The time to build your professional network is before you need it. Once you need help, it may be too late to find allies who are ready, willing and able to provide it.
Among the tools that can help you grow your network is LinkedIn. com — a free, searchable database of professionals in virtually every field.
Use LinkedIn to connect with current and former contacts, the contacts of your contacts and so on — just as you may use in-person opportunities to generate such connections. Also, use LinkedIn to initiate contact with strangers with whom you share common ground; find such allies by searching the LinkedIn database by name, keyword, employer or industry.
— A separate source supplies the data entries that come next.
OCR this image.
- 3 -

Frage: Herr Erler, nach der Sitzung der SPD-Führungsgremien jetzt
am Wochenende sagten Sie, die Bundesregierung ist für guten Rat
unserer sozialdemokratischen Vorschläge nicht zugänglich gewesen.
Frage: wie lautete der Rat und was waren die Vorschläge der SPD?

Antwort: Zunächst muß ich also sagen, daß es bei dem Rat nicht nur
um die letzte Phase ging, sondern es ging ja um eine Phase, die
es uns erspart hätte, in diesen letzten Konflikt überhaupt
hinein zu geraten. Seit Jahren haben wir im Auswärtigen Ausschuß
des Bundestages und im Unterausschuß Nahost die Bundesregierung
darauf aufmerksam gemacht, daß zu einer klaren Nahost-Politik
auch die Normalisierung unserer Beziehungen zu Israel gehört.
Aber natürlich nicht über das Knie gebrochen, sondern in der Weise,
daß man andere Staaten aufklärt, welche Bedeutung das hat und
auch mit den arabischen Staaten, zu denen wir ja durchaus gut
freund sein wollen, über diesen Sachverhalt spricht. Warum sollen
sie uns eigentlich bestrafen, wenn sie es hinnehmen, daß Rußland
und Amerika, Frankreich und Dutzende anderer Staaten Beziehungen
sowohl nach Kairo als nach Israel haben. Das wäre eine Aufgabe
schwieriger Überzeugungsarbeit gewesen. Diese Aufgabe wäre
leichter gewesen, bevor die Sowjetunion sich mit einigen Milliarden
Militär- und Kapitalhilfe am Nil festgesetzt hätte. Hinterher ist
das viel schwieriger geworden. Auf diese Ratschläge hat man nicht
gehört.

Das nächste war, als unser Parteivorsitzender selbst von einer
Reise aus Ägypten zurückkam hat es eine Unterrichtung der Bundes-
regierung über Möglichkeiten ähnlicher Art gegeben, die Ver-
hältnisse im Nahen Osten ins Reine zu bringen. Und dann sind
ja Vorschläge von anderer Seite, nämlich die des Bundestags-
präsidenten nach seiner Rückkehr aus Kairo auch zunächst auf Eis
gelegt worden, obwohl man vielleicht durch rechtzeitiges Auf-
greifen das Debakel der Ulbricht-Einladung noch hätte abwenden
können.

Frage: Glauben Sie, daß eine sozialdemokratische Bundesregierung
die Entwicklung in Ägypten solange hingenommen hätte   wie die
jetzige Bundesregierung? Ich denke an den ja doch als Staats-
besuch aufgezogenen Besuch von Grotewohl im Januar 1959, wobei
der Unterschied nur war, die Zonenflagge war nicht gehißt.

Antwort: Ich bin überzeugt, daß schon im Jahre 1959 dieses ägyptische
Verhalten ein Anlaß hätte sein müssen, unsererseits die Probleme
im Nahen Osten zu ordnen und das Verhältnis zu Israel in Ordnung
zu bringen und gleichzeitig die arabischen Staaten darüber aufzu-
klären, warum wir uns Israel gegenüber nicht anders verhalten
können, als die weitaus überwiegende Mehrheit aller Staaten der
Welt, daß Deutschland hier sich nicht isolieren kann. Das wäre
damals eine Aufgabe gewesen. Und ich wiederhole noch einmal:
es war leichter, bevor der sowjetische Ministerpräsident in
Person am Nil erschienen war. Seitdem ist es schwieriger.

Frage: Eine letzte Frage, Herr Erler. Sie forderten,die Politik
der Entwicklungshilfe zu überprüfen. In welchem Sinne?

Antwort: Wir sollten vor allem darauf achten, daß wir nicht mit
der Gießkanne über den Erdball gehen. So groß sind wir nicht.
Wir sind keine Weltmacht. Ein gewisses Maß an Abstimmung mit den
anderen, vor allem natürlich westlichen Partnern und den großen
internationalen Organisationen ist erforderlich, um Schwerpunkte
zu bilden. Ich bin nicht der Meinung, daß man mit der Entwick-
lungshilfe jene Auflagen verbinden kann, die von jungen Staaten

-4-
Once you register on LinkedIn, you can create a profile that includes varied features, such as your professional summary, a list of your educational and professional credentials, your photograph, as well as links to other LinkedIn members, relevant professional organizations, and websites that cover your work. You can also arrange for your LinkedIn profile to showcase written recommendations from your professional associates and a downloadable version of your résumé.
You can link your profile to those of other LinkedIn members who, at your request, give you permission to do so.
Alternatively, at your request, your own contacts or the contacts of your contacts may introduce you to members of their LinkedIn circles.
With these features, LinkedIn can help you:
• Arrange for hiring managers and other professional contacts to instantly access your résumé and professional recommendations online without you even having to e-mail these documents. To promote such access, change the online address of your LinkedIn profile to your own name, and then link to it from your private e-mail signature and your other private online communications.
• Find potential mentors who have held certain positions, gained experience in particular fields, conquered the same types of obstacles you are confronting or done anything else that may qualify them to advise you on your career choices or answer questions about issues in your field.
• Identify potential speakers for conferences, and identify experts to recruit onto work groups, advisory panels, conference panels or professional organizations.
• Gather intelligence on hiring managers before job interviews or informational interviews, or before other types of meetings with professionals.
* Evaluate the “connectivity” of a job applicant to your office, a colleague or other associates — i.e., determine whether such people are connected to movers and shakers in your field or whether they know people who belong to your professional circle.
• Brandish your “connectivity.”
• Research the professional backgrounds of social contacts.
Some tips on using LinkedIn:
• Consider your LinkedIn profile a business card; keep it current, accurate and typo-free.
• Raise the “Google” ranking of your LinkedIn profile by setting it to “Public” and “Full View.”
• Note that professional summaries on LinkedIn are generally written in a more casual, but still professional, tone and feature more human interest information than do traditional cover letters and résumés. With their informal style, these summaries are generally more interesting than traditional professional profiles, so follow suit.
• If a LinkedIn member introduces you to another member, thank your connection for the introduction and tell him how it helped you.